Everyone who’s ever ridden a minor league bus knows the unwavering determination and hard work it takes just to get to that point.
Not everyone has the sheer feel for the game, the commitment to getting better, and the talent to step off the bus and onto a Major League field.
Jimmy Nelson has all of that.
The right-handed Milwaukee Brewers prospect and second round selection in 2010 knows exactly what it takes to live the dream of being a big leaguer: consistency, persistence, and hard work.
He’s been largely overlooked in the Brewers farm system, but has found himself on many Brewers top prospect lists (including 12th on Reviewing the Brew’s ranks) after displaying his ability in the minors.
Nelson is entering his fourth season in the minors, coming off a 2012 campaign in which he emerged as one of the brightest stars of the Milwaukee farm system. He appeared in 23 games – all as a starter – and combined for a 2.83 ERA and 119 strikeouts in 127.1 innings between High-A Brevard County and Double-A Huntsville.
As for the upcoming season, Nelson, a product of the University of Alabama, is approaching with an open, positive mindset.
“I’m focusing on just improving on last year and staying consistent and healthy,” Nelson said via a conversation over the phone with RtB, “If you can give your team a chance to win every night, then you’re doing your job.”
Say what you must about the stat this is the quality start (6 innings, 3 or fewer earned runs), but, over his first 14 starts last season, Nelson surrendered more than three runs only once.
As efficient as the 23-year-old’s season was, it was slowed down by shoulder fatigue that shelved him for a month. The injury won’t plague Nelson any further, as he said it was just a cause of fatigue. He’s been strengthening his arm all off-season for a possible increase in work , even after a 2012 campaign extended by a stint in the distinguished Arizona Fall League.

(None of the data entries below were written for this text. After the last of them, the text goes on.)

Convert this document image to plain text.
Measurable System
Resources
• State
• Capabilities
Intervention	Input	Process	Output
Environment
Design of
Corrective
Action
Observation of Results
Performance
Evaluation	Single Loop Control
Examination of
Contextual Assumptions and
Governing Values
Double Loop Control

Nelson impressed scouts and battled through a couple rough patches in the AFL, but his time with the Phoenix Desert Dogs was a positive, learning-based experience for the starter. Over seven appearance (six starts) and 22 innings, Nelson posted a 4.91 ERA and struck out 23 batters, but walks–14 of them, to be specific–got him in trouble.
As for the walks, Nelson acknowledged the walks, which were uncharacteristic of him. In terms of understanding how pitching works at the professional level and having a natural feel for the game, Nelson is ready for the big leagues.
“Take ten starts, and two of you can throw in the trash. Two will be easy, you’ll hit your spots and feel good out there. The other six make the pitcher. You won’t have your best stuff and the guys that battle out there, the ones that can always put their team in a position to win, have what it takes,” Nelson said.
Nelson takes the mound with a bulldog mentality, willing to challenge every hitter and placing the team over himself.
“Not every night goes smoothly. You usually know by the second or third inning how you’ll have to pitch,” he commented on getting a feel for the game and making in-game adjustments, “some days you gotta battle, some you might just need to limit the damage to hold a big lead.
It’s all about just winning the game.”
He’s carved up minor league hitters for three years now with a four-pitch repertoire consisting of a mid-90′s four-seamer to compliment a hard sinker and both a slider and changeup. He describes himself as a “mix” of both a power and contact pitcher–a hybrid guy on the mound. He has nothing wrong with putting hitters away when up 0-2 or 1-2 (8.16 K/9 between four levels), but would rather get quick outs than go deep on hitters and throw more “stress pitches”. Each of his pitches has good movement, keeping the ball off the barrel – his primary goal on the mound – and keeping balls in the park (career 0.48 HR/9). The two different fastballs “are like two different pitches, anyway.”
Pending an eventual call-up to the bigs, Milwaukee fans will find a liking in the kid from Niceville, Florida. His attributes, both on the field and off, recall memories from successful Brewers past: a staunch hard-worker, competitor, classy, good sinker. The long-term goals even have the same focus, as he hopes to “make the Big Leagues, and stay there, and give the team a chance to win on a nightly basis.”
As for 2013, Nelson is hopeful for another successful season. After the injury last season, he has spent the off-season working on strength and conditioning in warm climates to come into spring at full force. As for his 2013 statistics, Nelson asserts those are “tough to predict” and he is focused on staying in “better shape than last year.” The six starts when he has to battle could very well determine how quickly he’ll make an appearance in Milwaukee.
If his demeanor, approach, and ability are any indication, that could be sooner than later.